Baca juga: Cara Baru Obati Sepsis Dipelajari Melalui Kekebalan Anak-anak
Sejauh ini, terapi sepsis adalah antibiotik dan perawatan suportif. Hingga saat ini, tingkat kematian akibat sepsis masih tinggi.
Berdasarkan catatan Pusat Pengendalian dan Pencegahan Penyakit (CDC) AS, sedikitnya 1,7 juta orang dewasa di AS mengalami sepsis, hampir 270.000 orang di antaranya meninggal. Satu dari tiga pasien yang meninggal di rumah sakit mengalami sepsis. Infeksi yang menyebabkan sepsis, dimulai di luar rumah sakit pada hampir 87 persen kasus.
Pengobatan dengan menargetkan NET, jaringan ekstraseluler DNA yang dilepaskan selama infeksi sebagai bagian dari respons inflamasi tubuh, diharapkan bersinergi dengan antibiotik untuk hasil lebih baik.
Terapi baru
Dalam laporam di eLife, 30 Desember 2016, Yasuhiro Ogawa dan kolega dari the International Institute for Integrative Sleep Medicine Universitas Tsukuba, Jepang, mendapatkan, injeksi subkutan dari neuropeptida orexin secara signifikan meningkatkan kelangsungan hidup tikus model sepsis yang menderita syok septik.

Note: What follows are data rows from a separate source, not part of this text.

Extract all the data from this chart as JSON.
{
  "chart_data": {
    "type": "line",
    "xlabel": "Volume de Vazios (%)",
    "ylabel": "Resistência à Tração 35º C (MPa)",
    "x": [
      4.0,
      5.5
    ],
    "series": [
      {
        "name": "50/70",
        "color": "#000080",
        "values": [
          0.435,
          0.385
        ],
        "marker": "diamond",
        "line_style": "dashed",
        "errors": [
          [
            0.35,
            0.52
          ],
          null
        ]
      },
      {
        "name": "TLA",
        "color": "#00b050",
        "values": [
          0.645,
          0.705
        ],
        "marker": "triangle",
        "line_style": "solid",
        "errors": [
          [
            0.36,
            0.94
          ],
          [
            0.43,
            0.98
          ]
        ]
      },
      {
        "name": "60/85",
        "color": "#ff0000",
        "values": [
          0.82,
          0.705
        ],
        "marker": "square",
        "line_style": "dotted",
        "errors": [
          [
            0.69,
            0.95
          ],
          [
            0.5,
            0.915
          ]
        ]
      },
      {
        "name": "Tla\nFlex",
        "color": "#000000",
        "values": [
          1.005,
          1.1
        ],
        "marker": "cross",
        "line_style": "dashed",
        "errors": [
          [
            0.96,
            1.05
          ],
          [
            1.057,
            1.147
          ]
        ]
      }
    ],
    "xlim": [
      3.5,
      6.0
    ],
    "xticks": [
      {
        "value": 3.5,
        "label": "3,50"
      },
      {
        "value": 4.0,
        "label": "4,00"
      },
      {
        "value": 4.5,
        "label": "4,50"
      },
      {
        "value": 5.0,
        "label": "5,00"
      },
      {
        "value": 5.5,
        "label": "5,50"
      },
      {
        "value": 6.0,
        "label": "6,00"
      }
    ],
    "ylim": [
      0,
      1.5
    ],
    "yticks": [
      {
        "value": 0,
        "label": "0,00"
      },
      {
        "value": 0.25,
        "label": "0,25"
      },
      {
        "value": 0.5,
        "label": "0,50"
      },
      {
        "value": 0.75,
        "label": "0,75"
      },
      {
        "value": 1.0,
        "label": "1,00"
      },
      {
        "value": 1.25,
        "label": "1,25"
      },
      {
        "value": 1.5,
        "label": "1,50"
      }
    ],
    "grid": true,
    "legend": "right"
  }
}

Orexin, yang ditemukan Masashi Yanagisawa dan kolega dari Universitas Tsukuba pada 1998, berperan penting dalam mengendalikan siklus tidur dan bangun, juga mengubah detak jantung dan suhu tubuh. Obat ini dinilai berpotensi menjadi agen terapi untuk syok septik.
Disebutkan, suntikan orexin dapat masuk ke otak karena peningkatan permeabilitas sawar darah-otak (blood-brain barrier) yang disebabkan oleh syok septik. Hal itu membantu tikus untuk bertahan hidup dan pulih dari syok dengan memulihkan suhu tubuh dan meningkatkan detak jantung. Didapatkan, orexin mengatur respons imun melalui berbagai jalur pensinyalan di otak. Penelitian terus dilakukan, termasuk pada primata, untuk aplikasi klinis di masa depan.

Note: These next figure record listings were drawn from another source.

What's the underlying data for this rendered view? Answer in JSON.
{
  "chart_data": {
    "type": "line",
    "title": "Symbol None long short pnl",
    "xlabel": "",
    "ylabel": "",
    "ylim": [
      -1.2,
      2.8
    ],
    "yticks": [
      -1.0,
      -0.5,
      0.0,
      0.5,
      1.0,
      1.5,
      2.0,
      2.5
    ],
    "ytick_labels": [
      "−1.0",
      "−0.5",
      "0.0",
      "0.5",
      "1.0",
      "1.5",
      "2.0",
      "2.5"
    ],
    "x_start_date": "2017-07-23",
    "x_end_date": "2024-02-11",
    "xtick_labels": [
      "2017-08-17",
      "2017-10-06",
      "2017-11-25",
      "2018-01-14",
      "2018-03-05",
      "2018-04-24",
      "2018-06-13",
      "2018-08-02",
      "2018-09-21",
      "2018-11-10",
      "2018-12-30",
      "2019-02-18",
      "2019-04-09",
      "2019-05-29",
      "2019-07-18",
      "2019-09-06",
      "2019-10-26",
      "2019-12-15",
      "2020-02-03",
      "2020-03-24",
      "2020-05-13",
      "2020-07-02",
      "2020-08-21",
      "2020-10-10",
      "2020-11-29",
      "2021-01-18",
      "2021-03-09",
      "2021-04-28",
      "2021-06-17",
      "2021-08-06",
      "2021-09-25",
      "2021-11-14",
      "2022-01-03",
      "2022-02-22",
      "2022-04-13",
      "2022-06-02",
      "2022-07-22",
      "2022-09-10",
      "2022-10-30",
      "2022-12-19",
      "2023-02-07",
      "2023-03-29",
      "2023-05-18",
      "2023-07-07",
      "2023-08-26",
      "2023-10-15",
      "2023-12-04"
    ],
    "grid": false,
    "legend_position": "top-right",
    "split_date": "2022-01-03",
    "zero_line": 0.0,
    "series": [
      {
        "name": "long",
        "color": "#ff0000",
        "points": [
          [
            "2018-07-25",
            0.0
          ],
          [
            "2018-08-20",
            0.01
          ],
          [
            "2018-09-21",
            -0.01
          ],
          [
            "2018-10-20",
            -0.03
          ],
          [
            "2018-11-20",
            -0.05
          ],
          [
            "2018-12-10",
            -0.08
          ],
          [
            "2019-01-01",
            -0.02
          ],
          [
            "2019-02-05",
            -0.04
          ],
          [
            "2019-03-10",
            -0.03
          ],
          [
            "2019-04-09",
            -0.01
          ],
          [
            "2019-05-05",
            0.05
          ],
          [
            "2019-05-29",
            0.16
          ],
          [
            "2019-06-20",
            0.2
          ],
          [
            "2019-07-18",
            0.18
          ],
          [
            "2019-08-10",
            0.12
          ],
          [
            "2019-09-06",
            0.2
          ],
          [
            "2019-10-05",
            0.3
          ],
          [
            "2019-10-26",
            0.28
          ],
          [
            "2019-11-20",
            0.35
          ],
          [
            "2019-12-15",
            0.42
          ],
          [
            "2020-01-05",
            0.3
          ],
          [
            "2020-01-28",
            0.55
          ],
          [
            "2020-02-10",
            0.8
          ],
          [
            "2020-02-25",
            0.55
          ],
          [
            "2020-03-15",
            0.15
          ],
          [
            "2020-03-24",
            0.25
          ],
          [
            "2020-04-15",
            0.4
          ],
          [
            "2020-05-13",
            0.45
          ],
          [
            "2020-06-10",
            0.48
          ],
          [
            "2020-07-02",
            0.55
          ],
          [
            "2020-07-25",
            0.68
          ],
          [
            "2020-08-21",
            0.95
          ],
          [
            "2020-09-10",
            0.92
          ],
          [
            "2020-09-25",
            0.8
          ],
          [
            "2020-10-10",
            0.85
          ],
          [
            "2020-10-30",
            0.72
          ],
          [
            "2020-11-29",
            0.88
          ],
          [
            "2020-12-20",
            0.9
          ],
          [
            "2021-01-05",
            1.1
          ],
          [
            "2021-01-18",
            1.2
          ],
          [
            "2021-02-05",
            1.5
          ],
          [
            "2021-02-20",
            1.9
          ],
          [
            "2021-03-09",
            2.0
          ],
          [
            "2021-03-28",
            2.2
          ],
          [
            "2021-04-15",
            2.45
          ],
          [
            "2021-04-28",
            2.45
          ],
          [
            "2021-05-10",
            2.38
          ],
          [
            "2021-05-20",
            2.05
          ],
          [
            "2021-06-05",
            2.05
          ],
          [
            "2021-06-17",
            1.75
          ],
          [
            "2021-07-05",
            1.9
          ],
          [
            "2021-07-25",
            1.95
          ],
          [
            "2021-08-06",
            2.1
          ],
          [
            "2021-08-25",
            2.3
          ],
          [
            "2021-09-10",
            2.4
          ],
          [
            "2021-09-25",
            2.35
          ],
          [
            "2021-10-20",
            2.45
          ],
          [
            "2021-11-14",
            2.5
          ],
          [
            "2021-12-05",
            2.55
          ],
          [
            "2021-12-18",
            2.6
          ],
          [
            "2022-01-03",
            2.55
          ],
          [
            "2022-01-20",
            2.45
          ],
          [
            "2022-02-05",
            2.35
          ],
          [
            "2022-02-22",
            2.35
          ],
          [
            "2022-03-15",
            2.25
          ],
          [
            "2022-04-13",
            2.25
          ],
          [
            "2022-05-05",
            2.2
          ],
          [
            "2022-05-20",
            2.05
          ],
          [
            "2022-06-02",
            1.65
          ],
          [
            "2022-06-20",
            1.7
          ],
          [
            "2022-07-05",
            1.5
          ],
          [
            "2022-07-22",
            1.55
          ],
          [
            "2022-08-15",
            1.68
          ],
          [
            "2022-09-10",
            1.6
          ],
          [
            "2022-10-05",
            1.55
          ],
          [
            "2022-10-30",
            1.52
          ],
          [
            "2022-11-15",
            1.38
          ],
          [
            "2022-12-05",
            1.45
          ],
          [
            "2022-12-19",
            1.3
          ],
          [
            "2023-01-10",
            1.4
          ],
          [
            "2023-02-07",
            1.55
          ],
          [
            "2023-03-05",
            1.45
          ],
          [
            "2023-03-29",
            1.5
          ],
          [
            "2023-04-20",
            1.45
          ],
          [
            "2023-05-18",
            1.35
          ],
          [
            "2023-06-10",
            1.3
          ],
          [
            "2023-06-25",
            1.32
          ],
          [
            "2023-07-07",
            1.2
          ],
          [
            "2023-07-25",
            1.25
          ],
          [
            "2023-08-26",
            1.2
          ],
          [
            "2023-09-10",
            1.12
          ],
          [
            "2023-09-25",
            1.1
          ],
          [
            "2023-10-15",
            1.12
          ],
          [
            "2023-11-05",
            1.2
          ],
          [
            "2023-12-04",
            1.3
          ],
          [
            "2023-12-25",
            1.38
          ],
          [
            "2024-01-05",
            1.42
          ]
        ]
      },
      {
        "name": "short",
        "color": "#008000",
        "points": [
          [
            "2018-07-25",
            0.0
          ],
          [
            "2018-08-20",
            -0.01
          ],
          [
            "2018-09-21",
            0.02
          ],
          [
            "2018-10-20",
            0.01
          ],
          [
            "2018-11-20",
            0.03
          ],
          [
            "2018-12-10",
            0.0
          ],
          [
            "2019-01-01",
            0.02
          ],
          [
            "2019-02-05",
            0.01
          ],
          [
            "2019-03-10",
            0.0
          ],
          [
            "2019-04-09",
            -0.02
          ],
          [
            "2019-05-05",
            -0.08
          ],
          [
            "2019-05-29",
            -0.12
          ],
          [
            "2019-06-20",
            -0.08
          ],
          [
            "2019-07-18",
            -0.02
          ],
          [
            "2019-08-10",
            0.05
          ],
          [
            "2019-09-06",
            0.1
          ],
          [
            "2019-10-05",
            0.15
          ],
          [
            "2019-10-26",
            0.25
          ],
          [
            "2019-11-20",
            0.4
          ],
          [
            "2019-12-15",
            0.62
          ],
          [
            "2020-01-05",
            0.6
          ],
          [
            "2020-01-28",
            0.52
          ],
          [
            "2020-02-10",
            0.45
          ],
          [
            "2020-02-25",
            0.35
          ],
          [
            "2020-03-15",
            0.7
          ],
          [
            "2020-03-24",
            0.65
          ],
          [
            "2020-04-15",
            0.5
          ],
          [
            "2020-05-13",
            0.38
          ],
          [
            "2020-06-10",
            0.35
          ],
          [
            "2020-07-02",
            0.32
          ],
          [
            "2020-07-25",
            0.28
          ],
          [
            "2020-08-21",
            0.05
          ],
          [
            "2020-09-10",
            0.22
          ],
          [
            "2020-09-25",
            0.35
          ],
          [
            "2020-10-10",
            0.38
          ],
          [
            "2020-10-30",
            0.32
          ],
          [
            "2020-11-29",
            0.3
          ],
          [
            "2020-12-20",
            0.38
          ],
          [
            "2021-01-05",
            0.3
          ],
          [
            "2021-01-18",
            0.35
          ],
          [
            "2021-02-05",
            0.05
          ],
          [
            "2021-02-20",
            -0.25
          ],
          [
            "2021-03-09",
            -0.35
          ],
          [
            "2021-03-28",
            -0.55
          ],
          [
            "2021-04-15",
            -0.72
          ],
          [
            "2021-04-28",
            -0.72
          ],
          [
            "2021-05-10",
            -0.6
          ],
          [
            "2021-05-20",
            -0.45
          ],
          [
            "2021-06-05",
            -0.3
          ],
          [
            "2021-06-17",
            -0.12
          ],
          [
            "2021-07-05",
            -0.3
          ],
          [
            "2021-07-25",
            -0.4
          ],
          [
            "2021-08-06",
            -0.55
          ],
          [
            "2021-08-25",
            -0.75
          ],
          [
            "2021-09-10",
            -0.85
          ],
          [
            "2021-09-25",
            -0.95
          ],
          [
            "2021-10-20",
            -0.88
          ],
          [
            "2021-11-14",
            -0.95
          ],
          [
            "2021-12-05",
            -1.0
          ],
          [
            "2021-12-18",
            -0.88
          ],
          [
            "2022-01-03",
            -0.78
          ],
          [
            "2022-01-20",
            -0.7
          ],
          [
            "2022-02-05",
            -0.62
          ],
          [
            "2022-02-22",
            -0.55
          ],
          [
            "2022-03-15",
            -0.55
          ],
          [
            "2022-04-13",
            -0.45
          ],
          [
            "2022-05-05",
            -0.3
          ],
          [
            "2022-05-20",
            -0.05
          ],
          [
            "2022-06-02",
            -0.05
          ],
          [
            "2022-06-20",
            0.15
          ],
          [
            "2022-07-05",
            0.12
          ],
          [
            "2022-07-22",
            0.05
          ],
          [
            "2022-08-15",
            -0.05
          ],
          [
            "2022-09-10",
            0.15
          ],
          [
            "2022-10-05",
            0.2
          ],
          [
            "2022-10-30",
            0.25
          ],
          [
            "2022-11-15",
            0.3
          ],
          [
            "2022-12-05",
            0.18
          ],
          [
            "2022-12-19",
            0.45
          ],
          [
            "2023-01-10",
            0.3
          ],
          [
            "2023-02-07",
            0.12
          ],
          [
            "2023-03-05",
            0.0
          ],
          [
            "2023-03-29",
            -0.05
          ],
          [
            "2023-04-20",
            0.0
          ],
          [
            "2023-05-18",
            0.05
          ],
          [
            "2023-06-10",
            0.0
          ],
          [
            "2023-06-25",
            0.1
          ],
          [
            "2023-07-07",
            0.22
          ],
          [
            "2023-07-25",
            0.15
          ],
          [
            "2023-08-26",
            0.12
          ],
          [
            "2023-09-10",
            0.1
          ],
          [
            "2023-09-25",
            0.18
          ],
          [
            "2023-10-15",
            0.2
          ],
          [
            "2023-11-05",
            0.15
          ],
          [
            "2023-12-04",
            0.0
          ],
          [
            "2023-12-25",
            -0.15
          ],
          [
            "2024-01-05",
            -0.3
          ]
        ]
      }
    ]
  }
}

Sementara itu, Paul E Marik dan kolega dari Departemen Penyakit Dalam, Sekolah Kedokteran Eastern Virginia, AS, menetapkan, kombinasi pemberian intravena vitamin C, steroid (hidrokortison), dan tiamin (salah satu jenis vitamin B) efektif mencegah kegagalan organ progresif, mengurangi jumlah kematian akibat sepsis berat dan syok septik. Temuan itu dipublikasikan di jurnal Chest, 1 Juni 2017.

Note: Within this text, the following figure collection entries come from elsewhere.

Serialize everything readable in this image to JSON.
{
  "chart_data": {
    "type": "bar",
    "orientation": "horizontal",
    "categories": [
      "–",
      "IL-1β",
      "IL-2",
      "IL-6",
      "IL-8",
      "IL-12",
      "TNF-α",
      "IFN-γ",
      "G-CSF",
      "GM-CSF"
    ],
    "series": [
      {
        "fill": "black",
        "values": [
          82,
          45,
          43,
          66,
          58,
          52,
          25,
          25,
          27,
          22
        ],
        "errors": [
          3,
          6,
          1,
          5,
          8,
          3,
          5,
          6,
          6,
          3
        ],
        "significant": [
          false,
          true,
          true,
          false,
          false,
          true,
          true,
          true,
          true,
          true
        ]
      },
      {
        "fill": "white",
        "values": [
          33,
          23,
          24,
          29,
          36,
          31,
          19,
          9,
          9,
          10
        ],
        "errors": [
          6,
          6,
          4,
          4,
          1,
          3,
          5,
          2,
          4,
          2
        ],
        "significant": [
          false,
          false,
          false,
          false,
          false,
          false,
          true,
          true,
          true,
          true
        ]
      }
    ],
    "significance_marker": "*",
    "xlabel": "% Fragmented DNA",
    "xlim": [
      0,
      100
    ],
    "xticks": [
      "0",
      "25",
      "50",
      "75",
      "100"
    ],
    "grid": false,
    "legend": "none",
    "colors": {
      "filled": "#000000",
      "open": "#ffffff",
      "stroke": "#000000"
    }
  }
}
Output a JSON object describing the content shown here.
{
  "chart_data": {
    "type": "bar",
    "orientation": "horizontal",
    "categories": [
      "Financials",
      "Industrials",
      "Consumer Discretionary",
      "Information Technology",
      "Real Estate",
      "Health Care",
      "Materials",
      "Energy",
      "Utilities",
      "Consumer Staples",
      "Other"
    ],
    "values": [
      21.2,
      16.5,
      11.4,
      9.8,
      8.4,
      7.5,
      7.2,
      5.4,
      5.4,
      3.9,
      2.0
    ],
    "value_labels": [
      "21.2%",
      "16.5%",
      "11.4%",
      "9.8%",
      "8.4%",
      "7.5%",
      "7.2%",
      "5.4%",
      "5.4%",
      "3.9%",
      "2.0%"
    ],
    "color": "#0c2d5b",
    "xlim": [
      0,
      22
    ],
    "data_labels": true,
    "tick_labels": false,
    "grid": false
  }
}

Pasien yang dirawat dengan terapi tersebut kondisinya meningkat jauh lebih cepat daripada pasien di kelompok kontrol. Selain itu, lebih cepat bebas dari alat bantu napas. Tingkat kematian juga jauh lebih rendah. Pada kelompok kontrol 40 persen pasien meninggal di rumah sakit dibandingkan 9 persen pada kelompok terapi.
Vitamin C adalah antioksidan penting untuk menjaga fungsi endotel dan aliran mikrosirkulasi. Sementara tiamin mengatasi defisiensi vitamin B yang bisa meningkatkan kematian akibat sepsis. Adapun kortikosteroid berfungsi sebagai anti radang.
Sementara menunggu obat yang lebih ampuh, sebagaimana dikemukakan Marik kepada Science Daily, 26 Juni 2017, sepsis bisa diatasi dengan kombinasi tiga obat murah dan tersedia dengan catatan keamanan dalam penggunaan klinis sejak tahun 1949.
Namun, tim peneliti lain dari AS, Jonathan E Sevransky dari Fakultas Kedokteran Universitas Emory dan kolega, dalam laporan di JAMA, Februari 2021, menyatakan, pada pasien kritis akibat sepsis, pengobatan dengan vitamin C, tiamin, dan hidrokortison tidak signifikan meningkatkan hari bebas ventilator dan vasopresor. Penelitian dilakukan pada 501 pasien. Uji coba dihentikan lebih awal karena dinilai tidak cukup kuat menghasilkan perbedaan secara klinis antara pasien dengan terapi dibandingkan pasien dengan plasebo.